Two steel wires of radii r and 2r are connected together end to end and tied to a wall as shown. The force stretches the combination by 10 mm. How far does the junction point A move, (in mm)

Answer 1

8

Answer 2

The problem involves two steel wires of different radii connected end to end and subjected to a tensile force.

Let the first wire (connected to the wall) have radius $r_1 = r$ and length $L_1 = L$. Its area of cross-section is $A_1 = \pi r_1^2 = \pi r^2$.

Let the second wire (connected to the force $F$) have radius $r_2 = 2r$ and length $L_2 = L$. Its area of cross-section is $A_2 = \pi r_2^2 = \pi (2r)^2 = 4 \pi r^2$.

Both wires are made of steel, so they have the same Young's modulus, let's denote it by $Y$.

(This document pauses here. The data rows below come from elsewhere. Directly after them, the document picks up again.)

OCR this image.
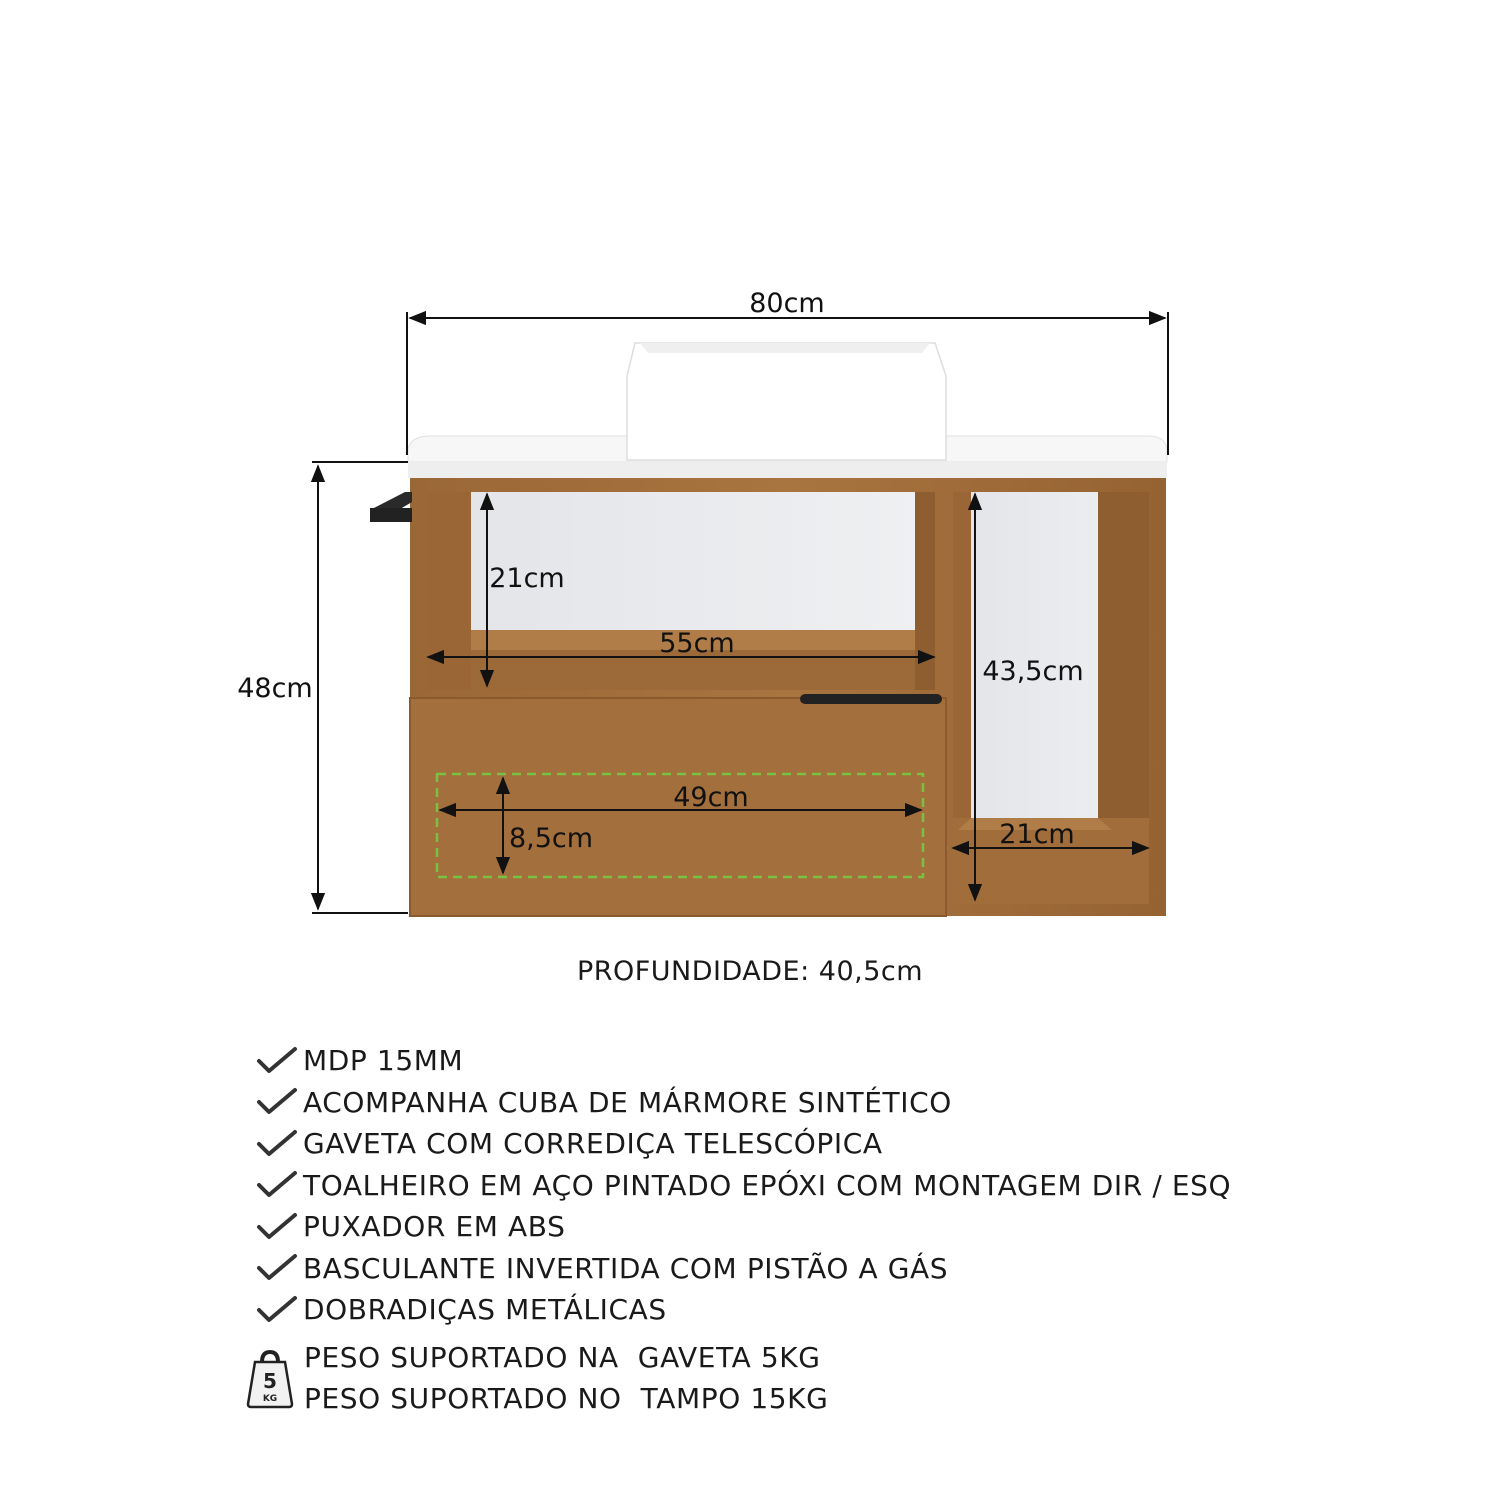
80cm
48cm
21cm
55cm
43,5cm
21cm
49cm
8,5cm
PROFUNDIDADE: 40,5cm
MDP 15MM
ACOMPANHA CUBA DE MÁRMORE SINTÉTICO
GAVETA COM CORREDIÇA TELESCÓPICA
TOALHEIRO EM AÇO PINTADO EPÓXI COM MONTAGEM DIR / ESQ
PUXADOR EM ABS
BASCULANTE INVERTIDA COM PISTÃO A GÁS
DOBRADIÇAS METÁLICAS
5
KG
PESO SUPORTADO NA  GAVETA 5KG
PESO SUPORTADO NO  TAMPO 15KG
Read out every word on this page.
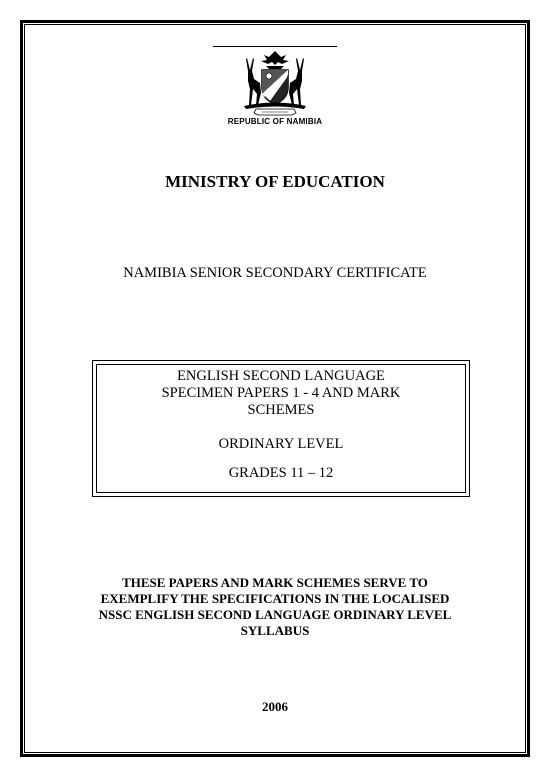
REPUBLIC OF NAMIBIA
MINISTRY OF EDUCATION
NAMIBIA SENIOR SECONDARY CERTIFICATE
ENGLISH SECOND LANGUAGE
SPECIMEN PAPERS 1 - 4 AND MARK
SCHEMES
ORDINARY LEVEL
GRADES 11 – 12
THESE PAPERS AND MARK SCHEMES SERVE TO
EXEMPLIFY THE SPECIFICATIONS IN THE LOCALISED
NSSC ENGLISH SECOND LANGUAGE ORDINARY LEVEL
SYLLABUS
2006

When a force $F$ is applied to the combination, both wires are under the same tension $F$. The elongation of a wire under tension is given by the formula $\Delta L = \frac{F L}{A Y}$.

The elongation of the first wire is $\Delta L_1 = \frac{F L_1}{A_1 Y} = \frac{F L}{\pi r^2 Y}$.

The elongation of the second wire is $\Delta L_2 = \frac{F L_2}{A_2 Y} = \frac{F L}{4 \pi r^2 Y}$.

Comparing the elongations, we can see that $\Delta L_2 = \frac{1}{4} \left(\frac{F L}{\pi r^2 Y}\right) = \frac{1}{4} \Delta L_1$.

The total elongation of the combination is the sum of the individual elongations: $\Delta L_{total} = \Delta L_1 + \Delta L_2$. We are given that the total elongation is 10 mm. $\Delta L_{total} = 10 \text{ mm}$.

Substituting the relationship between $\Delta L_1$ and $\Delta L_2$ into the total elongation equation:

$10 \text{ mm} = \Delta L_1 + \frac{1}{4} \Delta L_1$

$10 \text{ mm} = \left(1 + \frac{1}{4}\right) \Delta L_1$

$10 \text{ mm} = \frac{5}{4} \Delta L_1$.

Solving for $\Delta L_1$:

$\Delta L_1 = \frac{4}{5} \times 10 \text{ mm} = 8 \text{ mm}$.

The junction point A is located at the end of the first wire (the one with radius $r$). The other end of the first wire is fixed to the wall. When the force is applied, the first wire elongates by $\Delta L_1$. Since the left end of the first wire is fixed, the junction point A moves by an amount equal to the elongation of the first wire.

Displacement of junction point A = $\Delta L_1$.

Displacement of junction point A = 8 mm.